On Aug 24, 2009, at 9:46 PM, Robert Haas wrote:

On Mon, Aug 24, 2009 at 10:15 PM, David Fetter<da...@fetter.org> wrote:
On Mon, Aug 24, 2009 at 08:02:31PM -0400, Tom Lane wrote:
Josh Berkus <j...@agliodbs.com> writes:
That is a slightly alarmist.  Who are we going to lose these
users to?

Drizzle.  MySQL forks.  CouchDB.  Any database which has
replication which you don't need a professional DBA to understand.
Whether or not it works.

You haven't explained why we'd lose such folk next year when we
haven't lost them already.  MySQL has had replication (or at least
has checked off the bullet point ;-)) for years.  I'd be seriously
surprised if any of the forks will offer significantly better
replication than is there now, so the competitive situation is not
changing in that regard.

It is true that we're missing a chance to pull some folks away while
the situation on that side of the fence is so messy.  But I don't
see our situation getting worse because of that, just not getting
better.

One possible reason that replication is more critical now than it was a year ago is the rise in cloud computing. The ability to fire up instances on demand is much more useful when some of those boxes can be database servers and those databases servers can replicate the primary database and start doing something useful. As far as I can tell this one feature alone is the one thing that makes it hard to convince people to migrate away from Mysql despite it's demonstrable inferiority in many other areas.

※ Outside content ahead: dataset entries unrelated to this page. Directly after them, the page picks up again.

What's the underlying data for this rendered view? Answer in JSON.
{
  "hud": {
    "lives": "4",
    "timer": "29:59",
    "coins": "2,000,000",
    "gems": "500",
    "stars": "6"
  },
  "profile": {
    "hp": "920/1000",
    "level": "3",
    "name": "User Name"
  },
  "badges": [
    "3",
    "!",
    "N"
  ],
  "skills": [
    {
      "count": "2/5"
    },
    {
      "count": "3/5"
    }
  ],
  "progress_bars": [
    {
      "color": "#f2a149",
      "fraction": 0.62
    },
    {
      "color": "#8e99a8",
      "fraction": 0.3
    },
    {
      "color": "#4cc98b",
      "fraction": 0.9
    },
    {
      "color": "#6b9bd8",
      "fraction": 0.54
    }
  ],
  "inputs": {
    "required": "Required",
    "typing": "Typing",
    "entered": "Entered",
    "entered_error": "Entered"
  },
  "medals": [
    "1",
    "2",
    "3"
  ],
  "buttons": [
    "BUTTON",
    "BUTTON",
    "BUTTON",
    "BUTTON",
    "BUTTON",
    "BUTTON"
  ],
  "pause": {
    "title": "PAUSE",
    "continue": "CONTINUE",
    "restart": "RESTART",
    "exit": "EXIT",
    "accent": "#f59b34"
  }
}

Postgres seems to be winning mindshare as the "real" and reliable database of choice for people who are serious about their data. But for many, many businesses (many of whom are really not that serious about their data) easy to set up replication is just too big of a draw, such that you can't get them to consider anything without it.

I don't know if current postgres users are really going to switch over existing projects that were built on postgres, but for new apps running on EC2 or similar I would not be surprised to see people choosing mysql over postgres solely on this one issue. Databases scalability is becoming and issue for more and more businesses and others are filling in the gap. If postgres could combine it's current deserved reputation for having a robust feature set, standards compliance, high performance, reliability, stability, etc, with easy to use replication it would be be a slam dunk, no-brainer decision to go with postgres on just about anything.

Just my 2 cents.

Rick

P.S. I don't actually use mysql anywhere but I know many who do and replication is always the sticking point.